Poésie, symbolique du monde, les quatre éléments, contes, écoute, accompagnement, musique
Par Viviane Lamarlère
Première partie
Si le danger de cette violence persiste, cela signifie que la seule loi n'est pas en mesure de l'amenuiser ou le faire disparaître. Qu'il nous faut selon les circonstances réinventer des usages, une courtoisie, une attention respectueuse de l'autre.
Ce sentiment de la mesure, des nuances, des convenances dans la relation à autrui, cette élégance qui nous permet de ne pas heurter d'autres sensibilités est du tact.
L'accompagnant qui partage jusqu'à la fin le chemin d'un mourant sait que chaque jour il sera confronté à des situations d'un inconfort parfois insupportable, dans le silence, le questionnement, l'échange de regards. Comment " Être " aux côtés de celui qui vit ce chemin si singulier qu'est le mourir, qui est demandeur de tendresse, de réponses sans tricheries, pour lequel le monde se dévoile dans son authenticité voire sa brutalité, qui fait le deuil de l'Agir et de l'Avoir pour entrer dans la spirale de l'Être et du Partage?
Faire face à ses requêtes, sans mensonge, sans frivolité ni déni, sans éprouver la tentation de fuir devant la question rituelle " Pour combien de temps en ai-je ?" peut être de conséquences incalculables selon que la réponse sera formulée ou non avec tact. Cela réclame à chaque fois intuition de ce qui se cache derrière la question, un retour sur soi, un travail sur les mots, une analyse fine des moindres signes non verbaux qui étayent ou contredisent la parole du mourant.
Atteindre l'autre sans ménagement, sans aménagement de la pensée, c'est prendre le risque de le tuer prématurément ou à tout le moins susciter un effroi indescriptible. C'est la raison pour laquelle, aussi paradoxal que cela puisse paraître, on enseigne aux accompagnants dans les unités de soins palliatifs des techniques de communication qui leur permettent de mieux gérer leur empathie, se tenir à la bonne distance, évaluer les différents signes qui parlent chez la personne écoutée, mieux percevoir " l'ici et maintenant " à chaque fois singulier de ce qui se noue.
Mais on leur dit aussi que tout enseignement a ses limites et qu'en ultime recours, c'est le coeur et non la raison qui doit guider la réponse aux situations extrêmes, celles où les règles conformistes plient devant l'exigence immédiate.
Il est peu de dire que le coeur ne s'enseigne pas mais que l'on peut en raffiner les élans.
Exercer son esprit auto-critique.
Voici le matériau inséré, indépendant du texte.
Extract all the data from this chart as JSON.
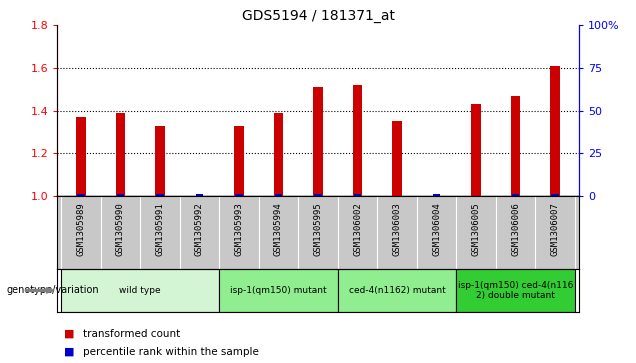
{
  "title": "GDS5194 / 181371_at",
  "samples": [
    "GSM1305989",
    "GSM1305990",
    "GSM1305991",
    "GSM1305992",
    "GSM1305993",
    "GSM1305994",
    "GSM1305995",
    "GSM1306002",
    "GSM1306003",
    "GSM1306004",
    "GSM1306005",
    "GSM1306006",
    "GSM1306007"
  ],
  "red_values": [
    1.37,
    1.39,
    1.33,
    1.0,
    1.33,
    1.39,
    1.51,
    1.52,
    1.35,
    1.0,
    1.43,
    1.47,
    1.61
  ],
  "blue_values": [
    1.0,
    1.0,
    1.0,
    1.01,
    1.0,
    1.0,
    1.0,
    1.0,
    1.0,
    1.0,
    1.0,
    1.0,
    1.0
  ],
  "blue_show": [
    true,
    true,
    true,
    true,
    true,
    true,
    true,
    true,
    false,
    true,
    false,
    true,
    true
  ],
  "ylim_left": [
    1.0,
    1.8
  ],
  "ylim_right": [
    0,
    100
  ],
  "yticks_left": [
    1.0,
    1.2,
    1.4,
    1.6,
    1.8
  ],
  "yticks_right": [
    0,
    25,
    50,
    75,
    100
  ],
  "ytick_right_labels": [
    "0",
    "25",
    "50",
    "75",
    "100%"
  ],
  "gridlines": [
    1.2,
    1.4,
    1.6
  ],
  "groups": [
    {
      "label": "wild type",
      "start": 0,
      "end": 3,
      "color": "#d4f5d4"
    },
    {
      "label": "isp-1(qm150) mutant",
      "start": 4,
      "end": 6,
      "color": "#90ee90"
    },
    {
      "label": "ced-4(n1162) mutant",
      "start": 7,
      "end": 9,
      "color": "#90ee90"
    },
    {
      "label": "isp-1(qm150) ced-4(n116\n2) double mutant",
      "start": 10,
      "end": 12,
      "color": "#32cd32"
    }
  ],
  "legend_red": "transformed count",
  "legend_blue": "percentile rank within the sample",
  "genotype_label": "genotype/variation",
  "red_bar_width": 0.25,
  "blue_bar_width": 0.18,
  "red_color": "#cc0000",
  "blue_color": "#0000cc",
  "plot_bg": "#ffffff",
  "sample_area_bg": "#c8c8c8",
  "baseline": 1.0
}
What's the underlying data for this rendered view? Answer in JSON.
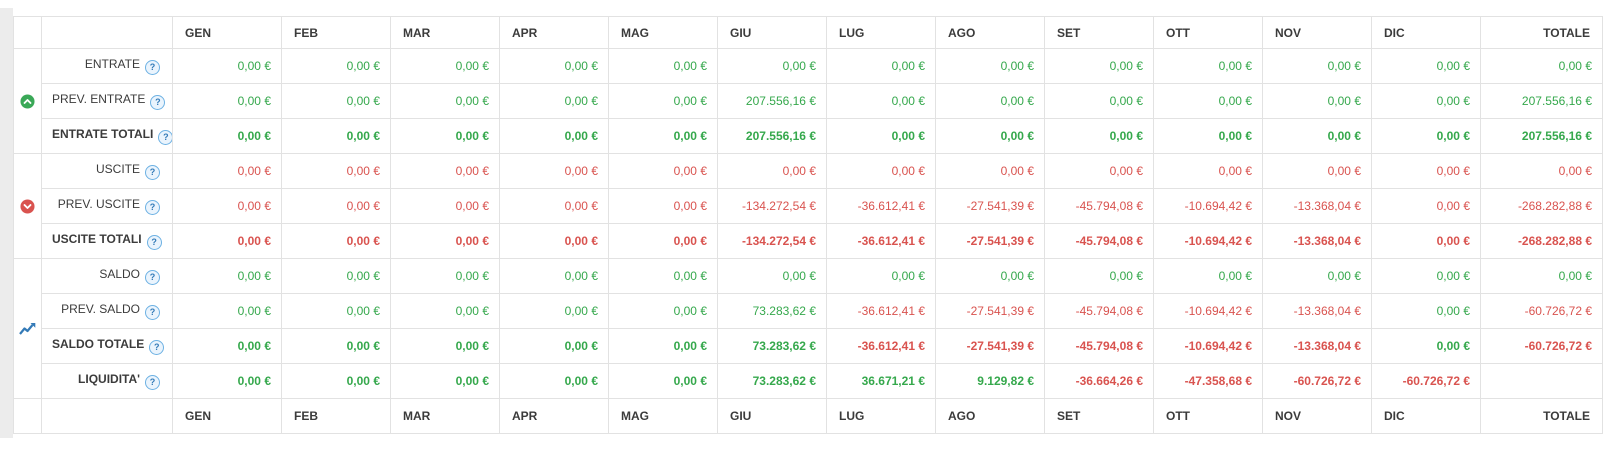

Analyser pour mieux le contrôler ce qui pourrait, appuyé sur le débordement des affects intimes, favoriser une parole inadéquate.
Le tact, cette élégance de l'âme, a donc besoin que l'on précise ses outils. Certes il ne se travaille pas à la façon dont l'ébéniste polissant sa marquetterie ou le violoniste sa nuance, mais se réinvente au gré des situations. Cette attention ouverte portée à l'autre est d'une genèse difficile car elle doit prendre en compte de multiples paramètres, neufs à chaque fois.